The timing analysis doesn't show errors with your code. But this only means, that the internal timing is correct. The problem is however with the external signals, e.g. read_en. You assert read_en at the falling_edge of clk. This 5 ns setup time relative to clk input is apparently not sufficient under all conditions.
Primarly, this is an simulation rather than a real synthesis problem. In a real design, read_en is either a clk related signal, then it has a known timing an can be considered in timing analysis. Or it's an unrelated signal, then it must be registered before entering the synchronous logic.

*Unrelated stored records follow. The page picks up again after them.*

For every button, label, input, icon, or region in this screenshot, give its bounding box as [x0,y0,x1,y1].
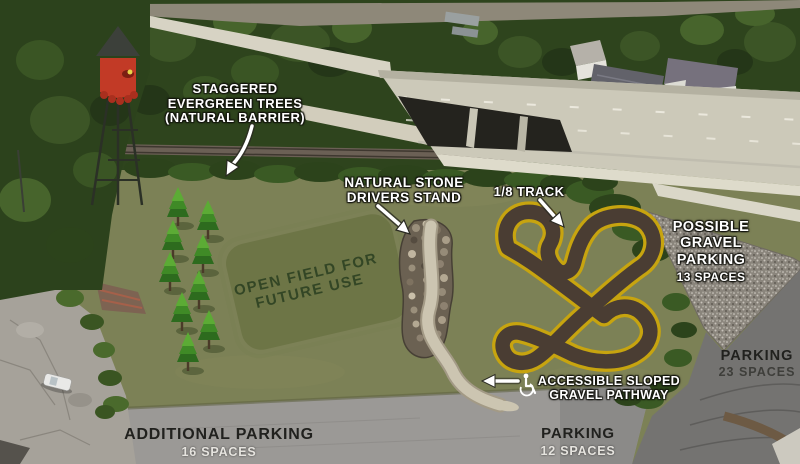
spaces-count: 12 SPACES [540,444,615,458]
label-line: GRAVEL PATHWAY [538,388,680,402]
label-parking-south: PARKING 12 SPACES [540,426,615,458]
label-parking-east: PARKING 23 SPACES [719,348,796,380]
label-additional-parking: ADDITIONAL PARKING 16 SPACES [124,426,314,459]
label-line: ACCESSIBLE SLOPED [538,374,680,388]
label-line: PARKING [719,348,796,364]
label-line: (NATURAL BARRIER) [165,111,305,126]
label-line: POSSIBLE [673,219,750,235]
label-line: DRIVERS STAND [344,190,463,205]
label-line: PARKING [540,426,615,443]
label-track: 1/8 TRACK [494,185,565,200]
label-line: 1/8 TRACK [494,185,565,200]
label-line: NATURAL STONE [344,175,463,190]
label-pathway: ACCESSIBLE SLOPED GRAVEL PATHWAY [538,374,680,402]
label-evergreen-trees: STAGGERED EVERGREEN TREES (NATURAL BARRI… [165,82,305,126]
site-plan-image: STAGGERED EVERGREEN TREES (NATURAL BARRI… [0,0,800,464]
spaces-count: 23 SPACES [719,365,796,379]
label-drivers-stand: NATURAL STONE DRIVERS STAND [344,175,463,206]
spaces-count: 16 SPACES [124,445,314,459]
label-line: GRAVEL [673,235,750,251]
spaces-count: 13 SPACES [673,271,750,285]
label-line: PARKING [673,252,750,268]
label-line: STAGGERED [165,82,305,97]
label-gravel-parking: POSSIBLE GRAVEL PARKING 13 SPACES [673,219,750,285]
label-line: ADDITIONAL PARKING [124,426,314,444]
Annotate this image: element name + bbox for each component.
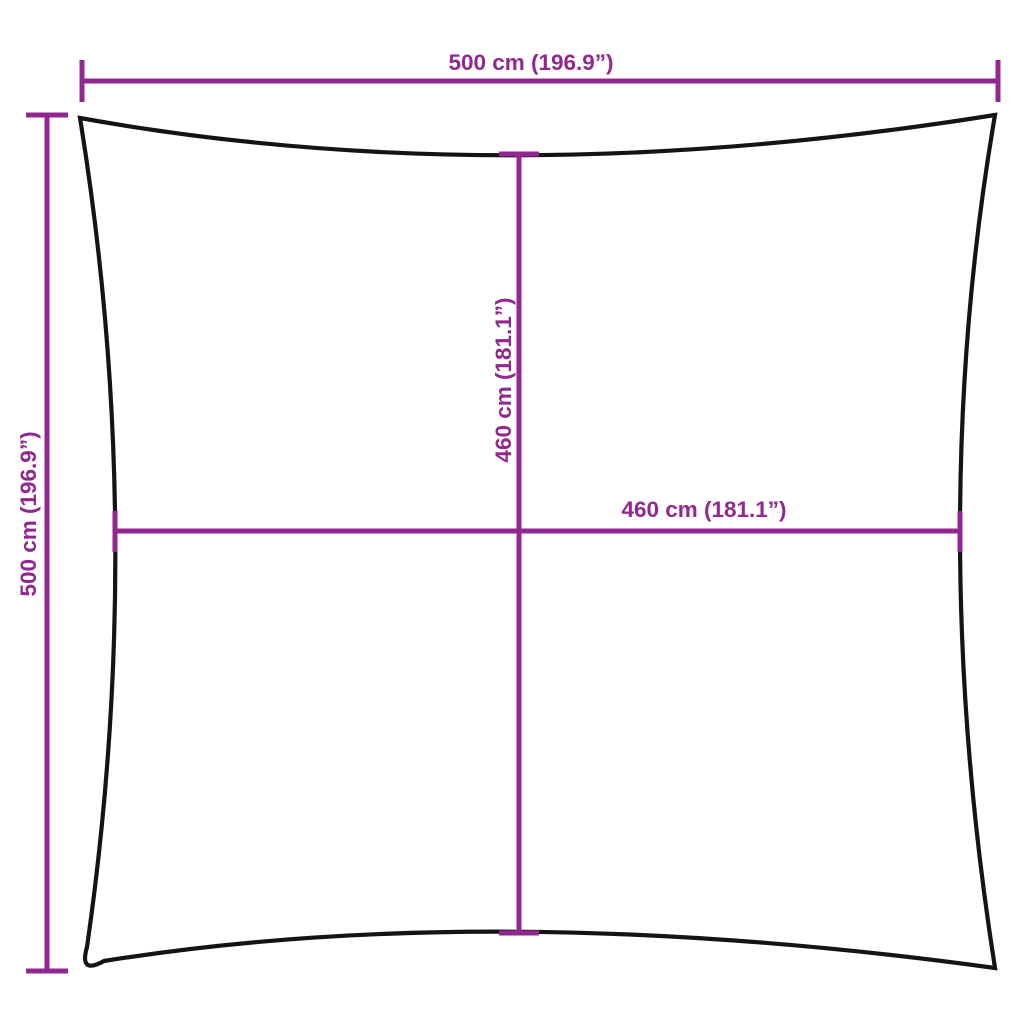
shade-sail-outline <box>80 115 995 968</box>
diagram-stage: 500 cm (196.9”) 500 cm (196.9”) 460 cm (… <box>0 0 1024 1024</box>
dimension-left-label: 500 cm (196.9”) <box>16 431 41 596</box>
shade-sail-dimension-diagram: 500 cm (196.9”) 500 cm (196.9”) 460 cm (… <box>0 0 1024 1024</box>
dimension-inner-vertical-label: 460 cm (181.1”) <box>491 297 516 462</box>
dimension-inner-horizontal-label: 460 cm (181.1”) <box>621 497 786 522</box>
dimension-lines <box>26 60 998 971</box>
dimension-labels: 500 cm (196.9”) 500 cm (196.9”) 460 cm (… <box>16 50 787 597</box>
dimension-inner-vertical <box>499 154 539 933</box>
dimension-top-label: 500 cm (196.9”) <box>448 50 613 75</box>
dimension-inner-horizontal <box>115 511 960 552</box>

P.S.: I'll try to explain exemplary, why adress isn't reset to 0 in this case;
--- Quote Start ---
if(readEN = '1' and first_read = '1') then
address <= "000000000000000";
first_read <= '0';
--- Quote End ---
The above expression (together with more code, of course) is translated into combinational logic that feeds several DFF. This logic is composed of several logic elements and routing resources inbetween and involves a certain delay. Unfortunately, the delay is varying between individual logic terms. You have e.g. one DFF for
first_read and 14 for
address. If read_en is late related to the rising edge of clock, it may happen, that it's assertion arrives at the
read_en DFF before the clock edge and at several or all
address DFFs after the clock edge. If this happens, address won't be reset to zero, at worst case, it can be reset partially and take arbitrary values.
If you register respectively synchronize
read_en, you assure that it is arrives at all DFFs of the process in the same clock cycle, so the observed problem can't occur.